Un déchet organique pour une batterie verte ? © istock

L’urine, un déchet organique pour une batterie verte?

Rosanne Mathot
Rosanne Mathot Journaliste

Son nom ressemble à une blague potache : la « pee-pile ». Et pourtant, il n’y a rien de rigolo ou de futile dans cette batterie monobloc qui transforme de l’urine en courant continu, grâce à des bactéries.

Produire de l’électricité avec de l’urine constitue évidemment un enjeu humanitaire de taille, quand on sait qu’un milliard de Terriens sont, aujourd’hui encore, privés d’énergie, principalement en Afrique. Or, sans lumière, c’est toute l’activité humaine, y compris le développement technologique et économique, qui est ralentie. Au Burundi ou au Burkina Faso, par exemple, 85 à 95 % de la population n’ont pas accès à l’électricité.

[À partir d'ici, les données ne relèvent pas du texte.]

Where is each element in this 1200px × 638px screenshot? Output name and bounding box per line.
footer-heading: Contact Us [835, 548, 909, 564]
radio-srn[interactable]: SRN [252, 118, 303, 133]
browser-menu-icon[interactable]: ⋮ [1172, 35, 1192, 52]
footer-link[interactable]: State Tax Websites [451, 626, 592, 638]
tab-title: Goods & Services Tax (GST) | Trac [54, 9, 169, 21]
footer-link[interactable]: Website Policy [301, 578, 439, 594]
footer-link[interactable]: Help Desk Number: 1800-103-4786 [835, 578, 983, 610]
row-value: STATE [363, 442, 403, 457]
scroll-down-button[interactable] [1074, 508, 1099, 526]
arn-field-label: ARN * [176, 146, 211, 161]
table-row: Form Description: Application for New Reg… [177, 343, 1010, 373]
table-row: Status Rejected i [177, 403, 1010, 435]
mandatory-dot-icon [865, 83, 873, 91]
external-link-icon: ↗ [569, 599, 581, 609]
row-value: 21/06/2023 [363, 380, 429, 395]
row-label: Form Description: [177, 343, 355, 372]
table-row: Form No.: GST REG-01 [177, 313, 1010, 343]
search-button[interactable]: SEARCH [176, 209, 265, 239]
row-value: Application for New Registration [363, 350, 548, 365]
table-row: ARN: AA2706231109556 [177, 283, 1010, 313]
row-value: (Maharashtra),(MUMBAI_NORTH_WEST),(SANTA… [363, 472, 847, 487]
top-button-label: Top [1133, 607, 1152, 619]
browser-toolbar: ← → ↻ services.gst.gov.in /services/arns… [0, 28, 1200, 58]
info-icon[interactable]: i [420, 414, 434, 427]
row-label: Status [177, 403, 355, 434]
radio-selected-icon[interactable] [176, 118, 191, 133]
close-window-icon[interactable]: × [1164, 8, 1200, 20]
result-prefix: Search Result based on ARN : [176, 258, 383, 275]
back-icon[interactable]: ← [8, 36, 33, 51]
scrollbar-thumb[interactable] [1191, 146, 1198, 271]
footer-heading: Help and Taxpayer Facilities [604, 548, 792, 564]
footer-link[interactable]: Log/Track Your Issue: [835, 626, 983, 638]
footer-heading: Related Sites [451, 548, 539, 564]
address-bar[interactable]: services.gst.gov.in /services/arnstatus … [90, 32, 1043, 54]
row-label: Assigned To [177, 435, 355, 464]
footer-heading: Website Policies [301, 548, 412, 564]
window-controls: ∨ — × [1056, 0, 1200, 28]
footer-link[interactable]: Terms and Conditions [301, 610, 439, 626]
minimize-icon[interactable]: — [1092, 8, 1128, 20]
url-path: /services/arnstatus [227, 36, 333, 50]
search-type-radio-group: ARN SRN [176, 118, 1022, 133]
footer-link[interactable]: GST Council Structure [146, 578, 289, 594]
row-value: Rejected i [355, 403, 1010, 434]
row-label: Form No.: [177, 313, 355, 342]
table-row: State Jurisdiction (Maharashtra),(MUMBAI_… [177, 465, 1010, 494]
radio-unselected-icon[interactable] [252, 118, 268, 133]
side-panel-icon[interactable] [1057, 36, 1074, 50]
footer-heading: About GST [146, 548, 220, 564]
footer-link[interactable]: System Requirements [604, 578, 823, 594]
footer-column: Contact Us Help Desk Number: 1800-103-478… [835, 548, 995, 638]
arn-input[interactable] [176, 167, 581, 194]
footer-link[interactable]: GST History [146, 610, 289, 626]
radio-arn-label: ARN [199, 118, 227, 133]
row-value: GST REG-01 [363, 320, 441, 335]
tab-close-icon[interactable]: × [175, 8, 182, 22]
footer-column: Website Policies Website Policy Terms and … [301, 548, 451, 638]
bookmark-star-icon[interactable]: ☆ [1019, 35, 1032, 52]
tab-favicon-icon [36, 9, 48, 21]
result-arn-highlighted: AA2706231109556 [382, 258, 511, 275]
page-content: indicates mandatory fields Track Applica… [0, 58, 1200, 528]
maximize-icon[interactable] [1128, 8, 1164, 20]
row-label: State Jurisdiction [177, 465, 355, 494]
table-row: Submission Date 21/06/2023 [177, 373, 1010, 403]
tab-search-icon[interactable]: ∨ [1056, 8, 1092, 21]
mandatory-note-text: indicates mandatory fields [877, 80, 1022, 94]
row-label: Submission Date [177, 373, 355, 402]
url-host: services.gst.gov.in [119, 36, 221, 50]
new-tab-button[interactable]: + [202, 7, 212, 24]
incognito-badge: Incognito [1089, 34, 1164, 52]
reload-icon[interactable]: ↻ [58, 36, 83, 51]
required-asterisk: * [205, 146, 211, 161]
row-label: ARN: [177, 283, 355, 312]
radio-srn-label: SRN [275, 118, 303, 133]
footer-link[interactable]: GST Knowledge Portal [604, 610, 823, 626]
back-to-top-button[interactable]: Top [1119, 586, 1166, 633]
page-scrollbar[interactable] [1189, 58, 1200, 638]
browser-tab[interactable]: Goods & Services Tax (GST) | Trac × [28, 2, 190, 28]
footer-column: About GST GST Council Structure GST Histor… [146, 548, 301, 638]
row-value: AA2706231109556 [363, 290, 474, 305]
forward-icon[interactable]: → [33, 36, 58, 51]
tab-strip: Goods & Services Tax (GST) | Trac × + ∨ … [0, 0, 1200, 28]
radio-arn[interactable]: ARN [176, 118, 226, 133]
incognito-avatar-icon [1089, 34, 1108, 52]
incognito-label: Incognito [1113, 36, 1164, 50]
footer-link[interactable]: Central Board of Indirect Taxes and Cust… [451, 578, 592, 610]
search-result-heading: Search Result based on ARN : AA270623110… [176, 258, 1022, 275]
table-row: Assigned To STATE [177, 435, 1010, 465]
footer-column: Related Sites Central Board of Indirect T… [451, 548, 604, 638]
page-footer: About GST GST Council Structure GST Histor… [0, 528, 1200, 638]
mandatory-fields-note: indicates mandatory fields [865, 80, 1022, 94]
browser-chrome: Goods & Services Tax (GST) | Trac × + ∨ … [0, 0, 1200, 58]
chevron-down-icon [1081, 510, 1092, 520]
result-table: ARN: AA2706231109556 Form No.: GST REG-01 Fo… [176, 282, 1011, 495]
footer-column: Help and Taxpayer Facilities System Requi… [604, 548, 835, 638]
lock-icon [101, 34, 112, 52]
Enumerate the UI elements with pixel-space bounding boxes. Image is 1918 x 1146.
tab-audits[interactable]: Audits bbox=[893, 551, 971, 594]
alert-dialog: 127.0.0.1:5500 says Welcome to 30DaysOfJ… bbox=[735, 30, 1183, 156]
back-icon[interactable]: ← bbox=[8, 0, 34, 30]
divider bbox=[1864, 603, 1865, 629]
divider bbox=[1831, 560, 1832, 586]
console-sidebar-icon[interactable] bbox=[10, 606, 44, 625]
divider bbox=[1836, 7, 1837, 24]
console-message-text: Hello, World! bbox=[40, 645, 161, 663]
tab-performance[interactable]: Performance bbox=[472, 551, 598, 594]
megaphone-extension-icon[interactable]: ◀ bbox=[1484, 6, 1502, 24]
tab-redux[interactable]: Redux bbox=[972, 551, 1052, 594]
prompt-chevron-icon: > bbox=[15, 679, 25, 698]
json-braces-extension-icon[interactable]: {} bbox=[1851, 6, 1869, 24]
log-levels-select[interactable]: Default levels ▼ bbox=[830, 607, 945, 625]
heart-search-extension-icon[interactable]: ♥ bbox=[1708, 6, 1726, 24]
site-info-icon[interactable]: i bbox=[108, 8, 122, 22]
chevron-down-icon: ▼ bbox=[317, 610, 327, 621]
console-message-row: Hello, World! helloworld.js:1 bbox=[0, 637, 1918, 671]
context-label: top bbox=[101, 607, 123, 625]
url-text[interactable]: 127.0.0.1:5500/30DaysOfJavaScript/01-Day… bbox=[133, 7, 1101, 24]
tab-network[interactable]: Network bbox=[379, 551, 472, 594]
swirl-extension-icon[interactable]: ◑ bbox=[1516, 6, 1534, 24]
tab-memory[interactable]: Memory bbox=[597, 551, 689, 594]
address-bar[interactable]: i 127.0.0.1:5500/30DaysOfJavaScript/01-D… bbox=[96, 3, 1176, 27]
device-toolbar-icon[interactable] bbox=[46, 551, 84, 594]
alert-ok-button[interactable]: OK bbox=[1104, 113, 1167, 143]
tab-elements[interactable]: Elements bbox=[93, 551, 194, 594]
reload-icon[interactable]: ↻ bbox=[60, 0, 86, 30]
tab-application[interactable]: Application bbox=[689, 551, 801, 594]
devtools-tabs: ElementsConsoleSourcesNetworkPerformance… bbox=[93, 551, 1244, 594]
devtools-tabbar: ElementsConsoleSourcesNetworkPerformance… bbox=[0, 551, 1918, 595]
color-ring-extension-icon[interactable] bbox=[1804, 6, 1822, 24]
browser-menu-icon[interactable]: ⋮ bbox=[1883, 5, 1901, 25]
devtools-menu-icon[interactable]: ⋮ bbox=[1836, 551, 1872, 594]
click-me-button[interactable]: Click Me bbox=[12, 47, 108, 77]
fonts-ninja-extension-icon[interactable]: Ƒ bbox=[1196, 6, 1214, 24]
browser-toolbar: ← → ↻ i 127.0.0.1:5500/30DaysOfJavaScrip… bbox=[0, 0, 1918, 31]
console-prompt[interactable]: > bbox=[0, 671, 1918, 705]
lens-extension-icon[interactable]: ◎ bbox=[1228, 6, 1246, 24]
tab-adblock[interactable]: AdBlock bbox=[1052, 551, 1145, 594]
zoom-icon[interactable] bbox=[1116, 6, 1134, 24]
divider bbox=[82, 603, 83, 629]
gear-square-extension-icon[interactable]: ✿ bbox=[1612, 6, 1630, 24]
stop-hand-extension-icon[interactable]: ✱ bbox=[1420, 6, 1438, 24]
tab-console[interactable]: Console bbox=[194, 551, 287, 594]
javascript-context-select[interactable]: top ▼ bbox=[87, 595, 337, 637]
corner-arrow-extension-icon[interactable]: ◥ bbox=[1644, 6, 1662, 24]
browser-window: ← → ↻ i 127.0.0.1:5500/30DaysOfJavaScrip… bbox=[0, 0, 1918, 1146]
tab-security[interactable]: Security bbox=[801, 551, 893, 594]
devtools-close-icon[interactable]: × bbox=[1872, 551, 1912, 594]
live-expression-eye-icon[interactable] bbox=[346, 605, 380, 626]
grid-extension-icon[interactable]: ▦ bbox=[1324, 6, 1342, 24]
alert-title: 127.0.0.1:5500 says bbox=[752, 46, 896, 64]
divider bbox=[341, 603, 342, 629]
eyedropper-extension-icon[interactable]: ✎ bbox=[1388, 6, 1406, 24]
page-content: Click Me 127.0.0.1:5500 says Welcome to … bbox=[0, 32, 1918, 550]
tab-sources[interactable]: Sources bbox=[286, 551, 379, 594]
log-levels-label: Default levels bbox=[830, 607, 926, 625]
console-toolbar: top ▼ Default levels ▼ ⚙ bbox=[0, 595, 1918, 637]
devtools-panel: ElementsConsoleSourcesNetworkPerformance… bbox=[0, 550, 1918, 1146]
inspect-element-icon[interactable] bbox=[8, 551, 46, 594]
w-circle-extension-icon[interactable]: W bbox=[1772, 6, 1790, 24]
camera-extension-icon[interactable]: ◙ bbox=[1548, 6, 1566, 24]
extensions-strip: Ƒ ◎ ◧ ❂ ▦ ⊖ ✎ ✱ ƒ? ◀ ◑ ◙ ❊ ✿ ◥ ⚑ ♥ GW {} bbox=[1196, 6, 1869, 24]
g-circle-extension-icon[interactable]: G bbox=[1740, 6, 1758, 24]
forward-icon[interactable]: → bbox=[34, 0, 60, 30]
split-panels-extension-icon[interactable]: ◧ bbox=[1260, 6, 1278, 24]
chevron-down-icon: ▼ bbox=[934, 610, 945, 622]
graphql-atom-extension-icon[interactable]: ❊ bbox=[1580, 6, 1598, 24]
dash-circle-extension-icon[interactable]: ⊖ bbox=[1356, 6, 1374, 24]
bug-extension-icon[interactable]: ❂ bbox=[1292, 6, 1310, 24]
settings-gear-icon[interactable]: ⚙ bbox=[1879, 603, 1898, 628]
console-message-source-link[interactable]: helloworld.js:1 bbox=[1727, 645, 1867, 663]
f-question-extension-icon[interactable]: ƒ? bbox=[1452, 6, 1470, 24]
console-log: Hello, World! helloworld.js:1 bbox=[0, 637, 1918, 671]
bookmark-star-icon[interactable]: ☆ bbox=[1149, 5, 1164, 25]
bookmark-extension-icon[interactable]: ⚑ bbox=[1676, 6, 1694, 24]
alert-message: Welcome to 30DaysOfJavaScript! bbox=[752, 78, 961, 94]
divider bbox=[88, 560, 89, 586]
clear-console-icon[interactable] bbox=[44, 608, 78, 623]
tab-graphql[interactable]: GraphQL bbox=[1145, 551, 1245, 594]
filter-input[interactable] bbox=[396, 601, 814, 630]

Si l’on sait comment transformer de l’urine en électricité, ce déchet organique constitue donc une matière première infinie dont on peut disposer partout : chaque jour, chaque être humain produit, en moyenne, 1,5 litre d’urine. Forts de ce constat, de jeunes chercheurs de l’école d’ingénieurs Sup Biotech, en France, ont planché pendant trois ans sur leur projet de biopile, tantôt nommé  » pee-pile « , tantôt  » Everlux « . Quel que soit le nom définitif de cette batterie verte, le prototype existe bel et bien aujourd’hui et ses inventeurs sont activement à la recherche d’investisseurs, afin d’optimiser et de commercialiser leur invention.

Le principe est aussi simple qu’ingénieux : il consiste à introduire certaines bactéries dans de l’urine, afin de produire un courant continu, au lieu d’utiliser de l’hydroxyde de potassium, présent notamment dans les piles alcalines, une substance polluante et corrosive dont la préparation dégage des vapeurs toxiques. Ces bactéries vont naturellement dégrader un composant de l’urine en produisant des électrons, donc du courant électrique. Entre deux réservoirs d’électrolytes, une pile peut ainsi créer une différence de potentiel. Et, cerise sur le gâteau : cette pile biologique, facile à alimenter et à transporter, ne rejette comme seul déchet que… de l’engrais : 1 000 litres d’urine fournissent suffisamment d’engrais pour faire pousser 135 kilos de maïs.

En 2015 déjà, des chercheurs britanniques de l’université de Bristol, en partenariat avec l’ONG Oxfam, qui lutte contre la précarité et la faim dans le monde, avaient mis au point un urinoir révolutionnaire capable de transformer l’urine en électricité, grâce à des bactéries. Son nom ? Le  » Pee-Power  » (la  » force du pipi « , en français). L’idée était de permettre à l’université d’être éclairée en permanence grâce à une source d’énergie verte, mais aussi d’équiper les camps de réfugiés (notamment) avec de tels urinoirs, afin d’éclairer et de sécuriser les sanitaires où les femmes sont souvent victimes d’agressions.